Todos los colombianos tenemos que apoyar con donaciones, es nuestro deber. Donar lo máximo, no lo mínimo. Ayudar. Ser conscientes del desastre natural. Ver la realidad y hacer algo, no quedarse sentado. Ese es el tipo de ideas que promueven los medios, el estado y la empresa privada. Sin embargo, Rodolfo Arango escribió lo siguiente en su columna del 16 de diciembre: “Las donaciones, por el contrario, degradan y minimizan a quienes las reciben. Más vale tener un Estado fuerte y participativo que uno subordinado a la caridad privada o extranjera, con manifiesta incapacidad para potenciar las capacidades individuales y realizar proyectos comunes que enorgullezcan a la colectividad”. Las donaciones pueden llegar ser peligrosas, pues legitiman la mediocridad y benefician más a los organizadores que a las víctimas.
3.
Hace poco Antonio Caro donó su archivo personal a la Biblioteca Nacional. Ésta se encargó de encuadernar cuidadosamente el material y la Galería Casas Riegner adelantó una publicación muy bien hecha sobre su contenido. El gesto de Caro es generoso, dona sus fuentes primarias (algo que no se ve mucho) y cualquier investigador o curioso puede ir a leerlas. En una entrevista realizada por El Tiempo, el artista dijo :“no quiero que mi archivo se pudra en mi casa”, y los hizo públicos. La Biblioteca Nacional tiene la difícil tarea de preservar archivos, libros y documentos variados, que van por ejemplo desde la biblioteca personal de José Celestino Mutis, hasta los archivos del artista citado. Es una ardua labor que no es reconocida.
El pasado 14 de diciembre se organizó en la Biblioteca una conversación entre Antonio Caro y Lucas Ospina “como acto de entrega” del archivo. Sin embargo, la conversación giró en torno, en su mayoría, a los agradecimientos de Caro. Parecía que la donación lo había limitado a rendir cuentas con los personajes y hechos fortuitos que lo llevaron a donde estaba sentado ese día en la tarima. “Gracias a tal persona estoy aquí”, “si no fuera por éste o aquel no me encontraría aquí”, fueron frases recurrentes por Caro, al igual que “no vamos a hablar de eso” o “reserva del sumario”. Algunas veces no quiso hablar de temas que habrían enriquecido el acto, hacerlo más interesante y menos protocolario (como sus años de estudiante y un percance que tuvo en Paraguay).
Era la primera vez que iba oír a Caro hablar en una tarima, había visto algunas de sus obras, y leído algunas entrevistas. Su trabajo siempre me gustó, primero porque me llamaba la atención a simple vista y luego porque profundicé en su contenido.

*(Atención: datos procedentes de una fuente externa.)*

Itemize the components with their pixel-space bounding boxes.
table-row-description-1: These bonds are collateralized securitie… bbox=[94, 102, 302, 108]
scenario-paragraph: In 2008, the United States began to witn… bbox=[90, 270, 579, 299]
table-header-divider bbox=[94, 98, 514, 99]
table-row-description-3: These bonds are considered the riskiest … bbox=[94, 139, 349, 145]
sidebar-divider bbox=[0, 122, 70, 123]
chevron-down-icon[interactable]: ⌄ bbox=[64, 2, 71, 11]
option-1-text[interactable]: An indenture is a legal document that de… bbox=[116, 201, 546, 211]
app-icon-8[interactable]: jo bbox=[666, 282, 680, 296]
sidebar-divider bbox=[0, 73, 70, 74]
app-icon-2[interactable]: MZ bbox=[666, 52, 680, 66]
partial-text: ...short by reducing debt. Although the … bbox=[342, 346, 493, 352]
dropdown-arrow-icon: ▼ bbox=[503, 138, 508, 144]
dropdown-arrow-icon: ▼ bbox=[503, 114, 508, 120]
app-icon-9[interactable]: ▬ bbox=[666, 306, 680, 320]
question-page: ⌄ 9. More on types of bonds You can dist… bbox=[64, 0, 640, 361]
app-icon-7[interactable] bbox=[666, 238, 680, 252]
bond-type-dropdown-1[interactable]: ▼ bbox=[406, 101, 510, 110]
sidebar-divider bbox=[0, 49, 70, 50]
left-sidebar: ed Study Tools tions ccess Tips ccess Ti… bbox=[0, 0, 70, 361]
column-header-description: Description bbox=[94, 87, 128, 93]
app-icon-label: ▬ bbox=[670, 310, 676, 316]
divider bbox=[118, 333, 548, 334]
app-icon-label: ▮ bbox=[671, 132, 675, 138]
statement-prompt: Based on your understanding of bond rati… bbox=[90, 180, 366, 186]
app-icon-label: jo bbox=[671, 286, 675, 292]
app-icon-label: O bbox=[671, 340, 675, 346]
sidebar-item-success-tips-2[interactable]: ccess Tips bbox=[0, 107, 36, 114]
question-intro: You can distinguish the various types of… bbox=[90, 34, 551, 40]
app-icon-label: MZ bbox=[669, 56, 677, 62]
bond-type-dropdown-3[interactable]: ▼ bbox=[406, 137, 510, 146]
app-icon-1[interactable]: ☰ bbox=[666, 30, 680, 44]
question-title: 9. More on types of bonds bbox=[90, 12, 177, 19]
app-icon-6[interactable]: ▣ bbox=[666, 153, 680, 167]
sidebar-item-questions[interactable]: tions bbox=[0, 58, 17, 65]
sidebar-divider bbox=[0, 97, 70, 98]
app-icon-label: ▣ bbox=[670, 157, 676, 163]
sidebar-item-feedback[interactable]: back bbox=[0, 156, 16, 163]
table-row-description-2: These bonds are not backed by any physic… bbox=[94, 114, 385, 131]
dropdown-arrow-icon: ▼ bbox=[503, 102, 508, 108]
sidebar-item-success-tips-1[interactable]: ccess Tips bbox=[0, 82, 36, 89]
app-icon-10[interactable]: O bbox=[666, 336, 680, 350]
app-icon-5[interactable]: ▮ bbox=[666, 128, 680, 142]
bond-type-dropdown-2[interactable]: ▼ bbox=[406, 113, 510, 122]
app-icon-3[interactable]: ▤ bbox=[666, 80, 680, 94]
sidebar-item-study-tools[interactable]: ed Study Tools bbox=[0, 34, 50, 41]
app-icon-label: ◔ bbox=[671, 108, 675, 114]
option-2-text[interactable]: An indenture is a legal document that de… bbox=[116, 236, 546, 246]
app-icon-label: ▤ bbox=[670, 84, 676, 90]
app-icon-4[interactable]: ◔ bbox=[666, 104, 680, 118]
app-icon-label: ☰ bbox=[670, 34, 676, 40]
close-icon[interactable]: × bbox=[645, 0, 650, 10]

En la noche de la conversación él dijo cosas muy interesantes, por ejemplo, que el artista parte de lo ya hecho y que son contados los genios que parten de la nada. Sin embargo, parecía que el artista y el “donador” eran distintos, no por agradecer, pues es entendible, sino por la evasión. Optó por un tono correcto y propio de un discurso, pero no se arriesgo (como lo ha hecho con sus obras). Espero algún día volver oír a Antonio Caro, de pronto en un ambiente más informal, donde no evite temas y el artista y el que habla sean uno solo.